Abhilash Tomy was dismasted and injured on 22 September. Gregor McGuckin elected to abandon his boat after being dismasted and was rescued with Abhilash.

On 5 December 2018, Susie Goodall's boat was pitch-poled (flipped end-over-end), dismasted, and swamped during a storm while in the Southern Ocean around 2000 nmi west of Cape Horn. She was rescued by the cargo ship Tian Fu on 7 December.

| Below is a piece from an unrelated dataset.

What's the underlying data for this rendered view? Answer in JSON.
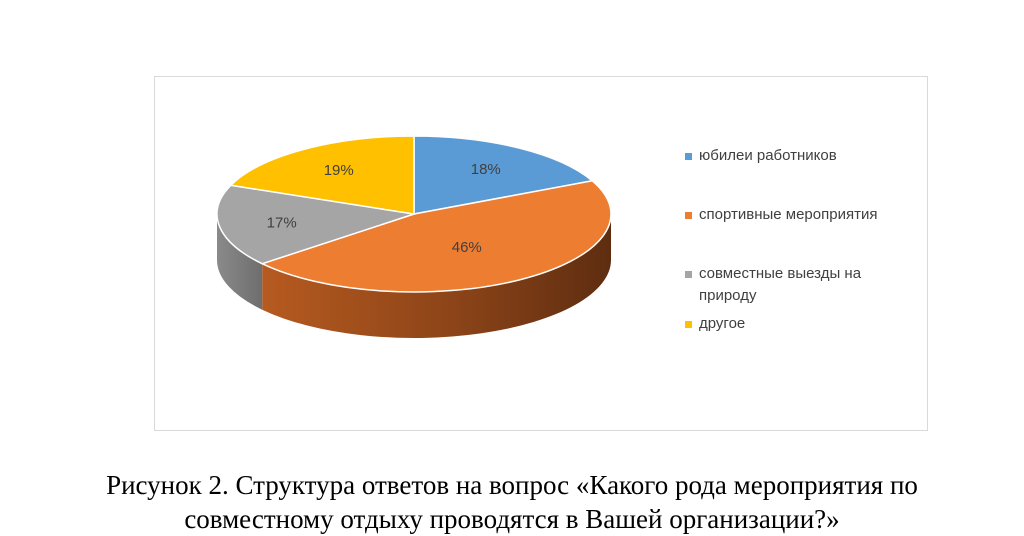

| Sailor | Cape of Good Hope | Storm Bay Tasmania gate | Cape Horn | Finish |
| FRA Jean-Luc Van Den Heede | 23 August | 5 October | 23 November | 29 January |
| NED Mark Slats | 27 August | 21 October | 2 December | 31 January |
| EST Uku Randmaa | 31 August | 27 October | 19 December | 10 March |
| USA Istvan Kopar | 9 September | 4 November | 1 January | 21 March |
| FIN Tapio Lehtinen | 9 September | 7 November | 6 February | 19 May |
Retired (in order of retirement)
| ITA Francesco Cappelletti | Did not start, officially retired 5 July 2018 |  |  |  |  |
| GBR Ertan Beskardes | Retired on 5 July 2018 due to inability to communicate with his family. Put in to A Coruña. |  |  |  |  |
| AUS Kevin Farebrother | Retired on 15 July 2018, 'disillusioned by solo sailing and lack of sleep' |  |  |  |  |
| Palestine Nabil Amra | Retired on 17 July 2018 due to broken windvane, put in to Tenerife |  |  |  |  |
| FRA Antoine Cousot | Retired on 24 August 2018 due to broken windvane and injuries |  |  |  |  |
| FRA Philippe Péché | Retired on 25 August 2018 due to broken windvane, put in to Cape Town |  |  |  |  |
| NOR Are Wiig | Retired on 27 August 2018 after capsizing and dismasting while repairing his windvane |  |  |  |  |
| IND Abhilash Tomy | Retired on 24 September 2018 after dismasting near Île Amsterdam |  |  |  |  |
| IRE Gregor McGuckin | Retired on 24 September 2018 after dismasting near Île Amsterdam |  |  |  |  |
| FRA Loïc Lepage | Retired on 21 October 2018 after dismasting 600 miles south-west of Perth (was already in 'Chichester' class) |  |  |  |  |
| GBR Susie Goodall | Retired on 5 December 2018 after dismasting 2000 miles west of the southern tip of South America |  |  |  |  |
| AUS Mark John Sinclair | Retired on 12 December 2018, put in to Adelaide on 5 December for haulout due to severe barnacle/mussel growth, and with issues with fresh water, and concerned he would reach Cape Horn too late in the season. In December 2021, Sinclair left Adelaide to sail to the UK to 'complete' the 2018 race, and compete in GGR2022. |  |  |  |  |
| RUS Igor Zaretskiy | Retired |  |  |  |  |

== Golden Globe Race 2022 ==

2022 race logo

The 2022 edition of the Golden Globe Race started on 4 September 2022 from Les Sables-d'Olonne in France. Like in 2018, the solo-sailors gathered for the SITraN Prologue, starting 14 August 2022, before sailing to Les Sables-d'Olonne for the GGR Race Village.